Driving for three hours through four checkpoints, past military outposts, troops carrying automatic weapons and army tanks parked at strategic locations, we finally arrived at our destination.
Leaving late the evening before allowed us to reach our location under the darkness of the night sky, which was preferable. Quietly and quickly, our counterparts on the ground helped us unload our duffels filled with medications for the clinics. Within minutes we were in the safe house, and the Land Rover was parked far away.
The blackout curtains kept onlookers from seeing inside, but there were no lights anyway. It would be dawn in three hours, and we might be able to grab a bit of shuteye before then—if we were lucky.
Potential rewards offset the risks of what we were doing. The enemy didn’t want us in their country, but tolerated our presence because we were there to help, and we’d proven that by our actions over and over.

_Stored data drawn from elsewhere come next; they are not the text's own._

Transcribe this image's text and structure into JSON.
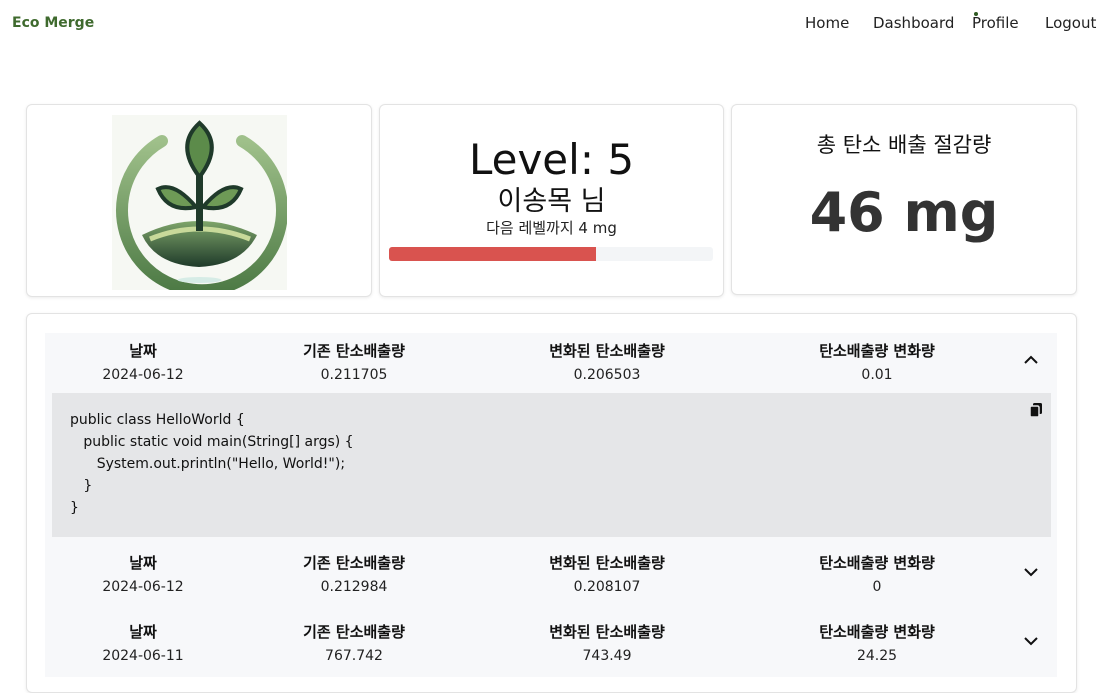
{
  "nav": {
    "brand": "Eco Merge",
    "links": [
      "Home",
      "Dashboard",
      "Profile",
      "Logout"
    ]
  },
  "level_card": {
    "level": "Level: 5",
    "name": "이송목 님",
    "next": "다음 레벨까지 4 mg",
    "progress_fraction": 0.64,
    "progress_color": "#d9534f"
  },
  "total_card": {
    "label": "총 탄소 배출 절감량",
    "value": "46 mg"
  },
  "history": {
    "headers": [
      "날짜",
      "기존 탄소배출량",
      "변화된 탄소배출량",
      "탄소배출량 변화량"
    ],
    "rows": [
      {
        "date": "2024-06-12",
        "before": "0.211705",
        "after": "0.206503",
        "change": "0.01",
        "expanded": true
      },
      {
        "date": "2024-06-12",
        "before": "0.212984",
        "after": "0.208107",
        "change": "0",
        "expanded": false
      },
      {
        "date": "2024-06-11",
        "before": "767.742",
        "after": "743.49",
        "change": "24.25",
        "expanded": false
      }
    ],
    "code": "public class HelloWorld {\n   public static void main(String[] args) {\n      System.out.println(\"Hello, World!\");\n   }\n}"
  },
  "icons": [
    "logo-sprout-icon",
    "chevron-up-icon",
    "chevron-down-icon",
    "copy-icon"
  ],
  "colors": {
    "brand": "#3f6a2e",
    "progress": "#d9534f"
  }
}
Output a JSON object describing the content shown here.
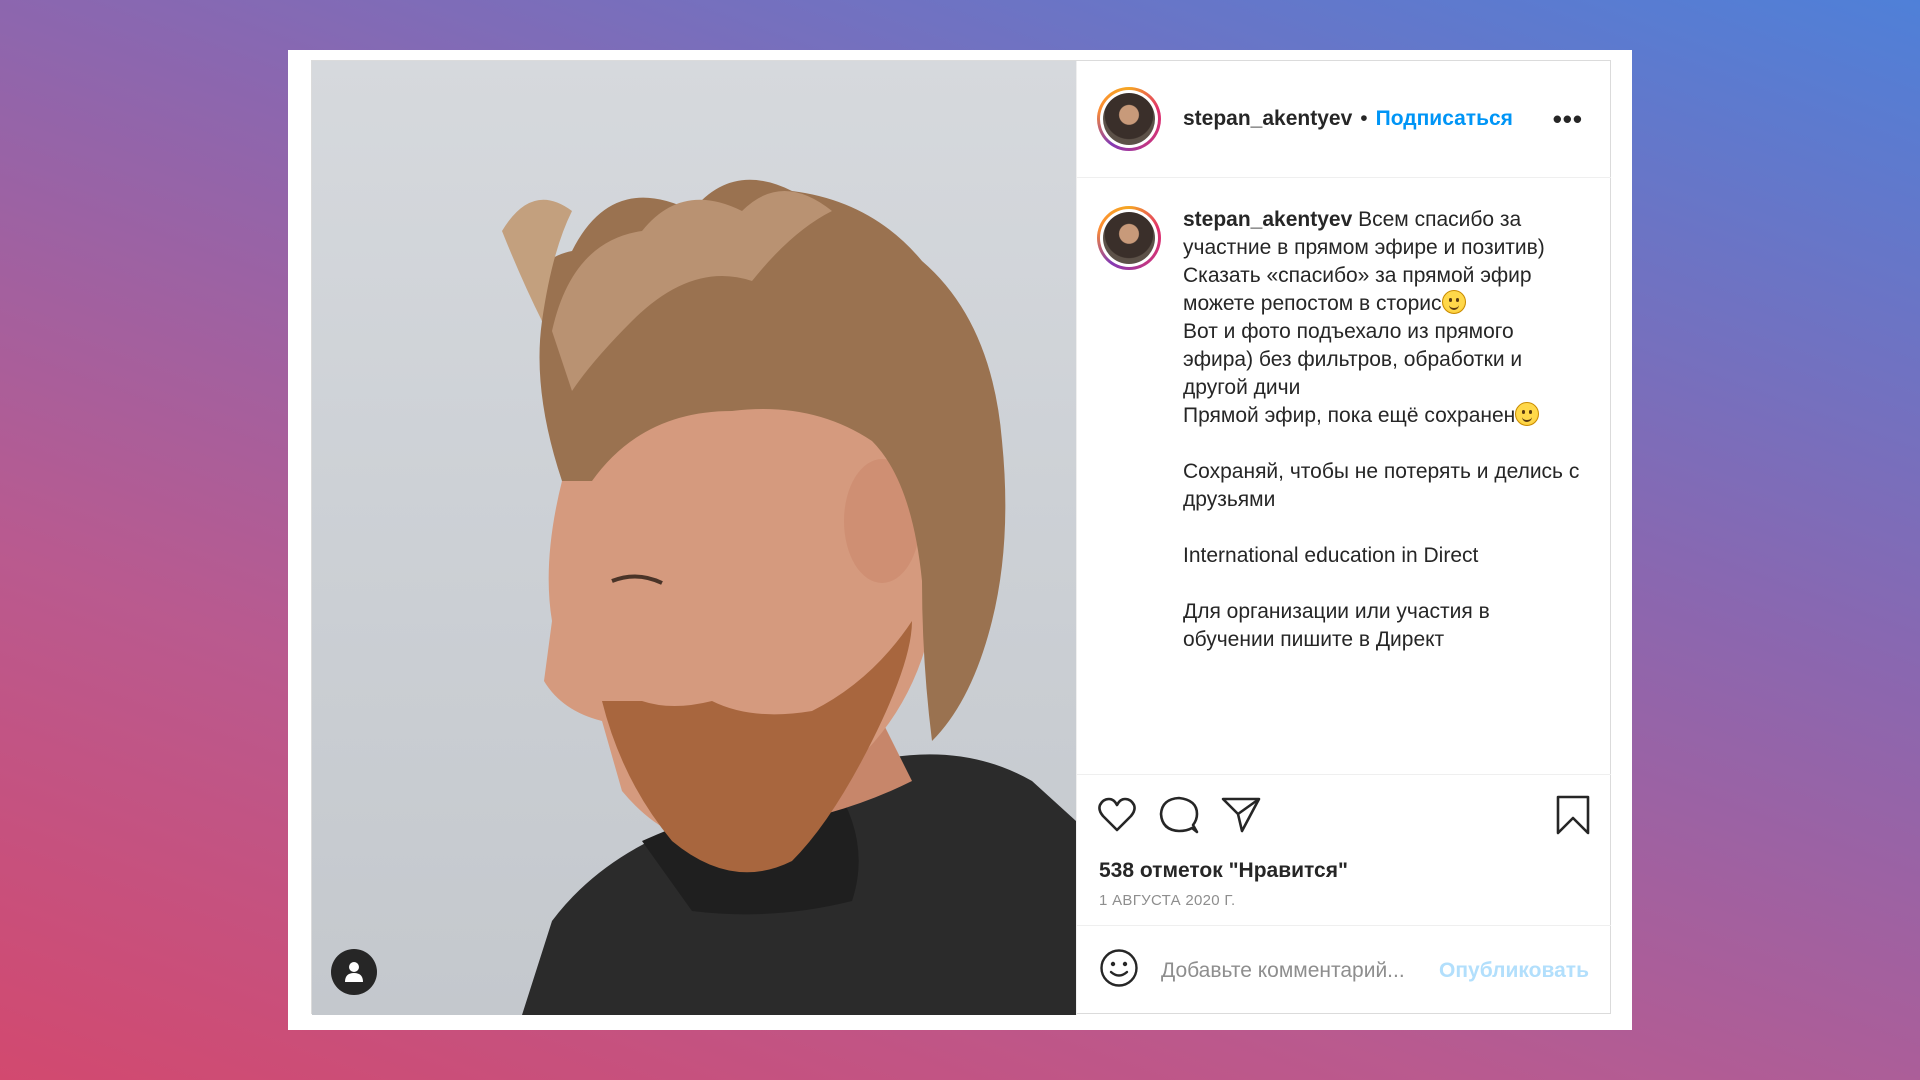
{
  "post": {
    "username": "stepan_akentyev",
    "follow_separator": "•",
    "follow_label": "Подписаться",
    "more_label": "•••",
    "caption": {
      "username": "stepan_akentyev",
      "first_line": "Всем спасибо за участние в прямом эфире и позитив)",
      "line_2": "Сказать «спасибо» за прямой эфир можете репостом в сторис",
      "line_3": "Вот и фото подъехало из прямого эфира) без фильтров, обработки и другой дичи",
      "line_4": "Прямой эфир, пока ещё сохранен",
      "line_5": "Сохраняй, чтобы не потерять и делись с друзьями",
      "line_6": "International education in Direct",
      "line_7": "Для организации или участия в обучении пишите в Директ"
    },
    "likes_text": "538 отметок \"Нравится\"",
    "date_text": "1 АВГУСТА 2020 Г.",
    "comment_placeholder": "Добавьте комментарий...",
    "publish_label": "Опубликовать"
  },
  "icons": {
    "like": "heart-icon",
    "comment": "comment-icon",
    "share": "share-icon",
    "save": "bookmark-icon",
    "emoji": "smiley-icon",
    "tag": "user-tag-icon"
  },
  "colors": {
    "accent": "#0095f6",
    "publish_disabled": "#b2dffc",
    "text": "#262626",
    "muted": "#8e8e8e"
  }
}
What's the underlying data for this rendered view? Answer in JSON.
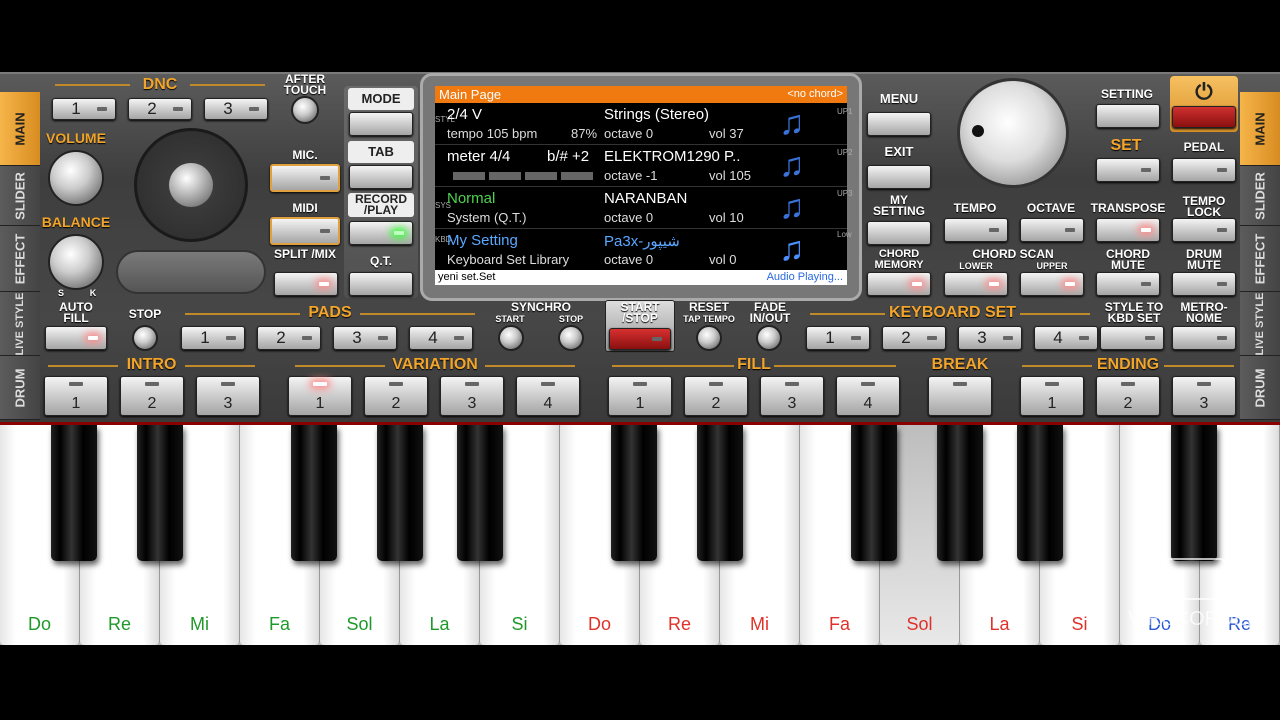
{
  "dnc": "DNC",
  "after_touch": "AFTER TOUCH",
  "volume": "VOLUME",
  "balance": "BALANCE",
  "bal_s": "S",
  "bal_k": "K",
  "dnc_buttons": [
    "1",
    "2",
    "3"
  ],
  "mic": "MIC.",
  "midi": "MIDI",
  "split_mix": "SPLIT /MIX",
  "mode": "MODE",
  "tab": "TAB",
  "record_play": "RECORD /PLAY",
  "qt": "Q.T.",
  "menu": "MENU",
  "exit": "EXIT",
  "my_setting": "MY SETTING",
  "chord_memory": "CHORD MEMORY",
  "setting": "SETTING",
  "set": "SET",
  "pedal": "PEDAL",
  "tempo": "TEMPO",
  "octave": "OCTAVE",
  "transpose": "TRANSPOSE",
  "tempo_lock": "TEMPO LOCK",
  "chord_scan": "CHORD SCAN",
  "lower": "LOWER",
  "upper": "UPPER",
  "chord_mute": "CHORD MUTE",
  "drum_mute": "DRUM MUTE",
  "left_tabs": [
    "MAIN",
    "SLIDER",
    "EFFECT",
    "LIVE STYLE",
    "DRUM"
  ],
  "right_tabs": [
    "MAIN",
    "SLIDER",
    "EFFECT",
    "LIVE STYLE",
    "DRUM"
  ],
  "auto_fill": "AUTO FILL",
  "stop": "STOP",
  "pads": "PADS",
  "pad_buttons": [
    "1",
    "2",
    "3",
    "4"
  ],
  "synchro": "SYNCHRO",
  "sync_start": "START",
  "sync_stop": "STOP",
  "start_stop": "START /STOP",
  "reset": "RESET",
  "tap_tempo": "TAP TEMPO",
  "fade": "FADE IN/OUT",
  "keyboard_set": "KEYBOARD SET",
  "kbd_buttons": [
    "1",
    "2",
    "3",
    "4"
  ],
  "style_to_kbd": "STYLE TO KBD SET",
  "metronome": "METRO- NOME",
  "intro": "INTRO",
  "intro_buttons": [
    "1",
    "2",
    "3"
  ],
  "variation": "VARIATION",
  "variation_buttons": [
    "1",
    "2",
    "3",
    "4"
  ],
  "fill": "FILL",
  "fill_buttons": [
    "1",
    "2",
    "3",
    "4"
  ],
  "break": "BREAK",
  "ending": "ENDING",
  "ending_buttons": [
    "1",
    "2",
    "3"
  ],
  "lcd": {
    "title": "Main Page",
    "chord": "<no chord>",
    "style_vert": "STYL",
    "sys_vert": "SYS",
    "kbd_vert": "KBD",
    "up1": "UP1",
    "up2": "UP2",
    "up3": "UP3",
    "low": "Low",
    "r1": {
      "a": "2/4 V",
      "b": "tempo 105 bpm",
      "c": "87%",
      "d": "Strings (Stereo)",
      "e": "octave  0",
      "f": "vol 37"
    },
    "r2": {
      "a": "meter 4/4",
      "b": "b/# +2",
      "d": "ELEKTROM1290 P..",
      "e": "octave -1",
      "f": "vol 105"
    },
    "r3": {
      "a": "Normal",
      "b": "System (Q.T.)",
      "d": "NARANBAN",
      "e": "octave  0",
      "f": "vol 10"
    },
    "r4": {
      "a": "My Setting",
      "b": "Keyboard Set Library",
      "d": "Pa3x-شیپور",
      "e": "octave  0",
      "f": "vol 0"
    },
    "footer_left": "yeni set.Set",
    "footer_right": "Audio Playing..."
  },
  "keys": [
    "Do",
    "Re",
    "Mi",
    "Fa",
    "Sol",
    "La",
    "Si",
    "Do",
    "Re",
    "Mi",
    "Fa",
    "Sol",
    "La",
    "Si",
    "Do",
    "Re"
  ],
  "key_colors": [
    "#1f9a2a",
    "#1f9a2a",
    "#1f9a2a",
    "#1f9a2a",
    "#1f9a2a",
    "#1f9a2a",
    "#1f9a2a",
    "#e0322a",
    "#e0322a",
    "#e0322a",
    "#e0322a",
    "#e0322a",
    "#e0322a",
    "#e0322a",
    "#2a5ad8",
    "#2a5ad8"
  ],
  "watermark": "V RECORDER",
  "icons": {
    "power": "power-icon",
    "note": "music-note-icon"
  }
}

Several hours later, we piled into a transport vehicle and made our way to location zero—our first outpost clinic where we would see as many of the poor and needy as we could before nightfall. Duffle after duffle filled with medications were unloaded to the small, cinderblock hut, covered with discarded corrugated steel sheets that someone had found in a trash pile. The floor was dirt.
Parents brought their children that we might possibly offer some ray of hope—some form of help where they otherwise had none.
Our heartstrings were torn again and again as we tried our best to make a difference, but the line of hurting refugees never ended. They saw our discouragement in not being able to continue into the night. But instead of being angry with us, instead of begging us to see just a few more, they pooled their scant resources and prepared us some food.
The trip back to the bungalow, driving with no headlights in the dark on a dirt road through the African bush, I knew we’d done some good, but there was so much more that must be done. We would go back. Over and over, we would go back. We had to. We just couldn’t stop.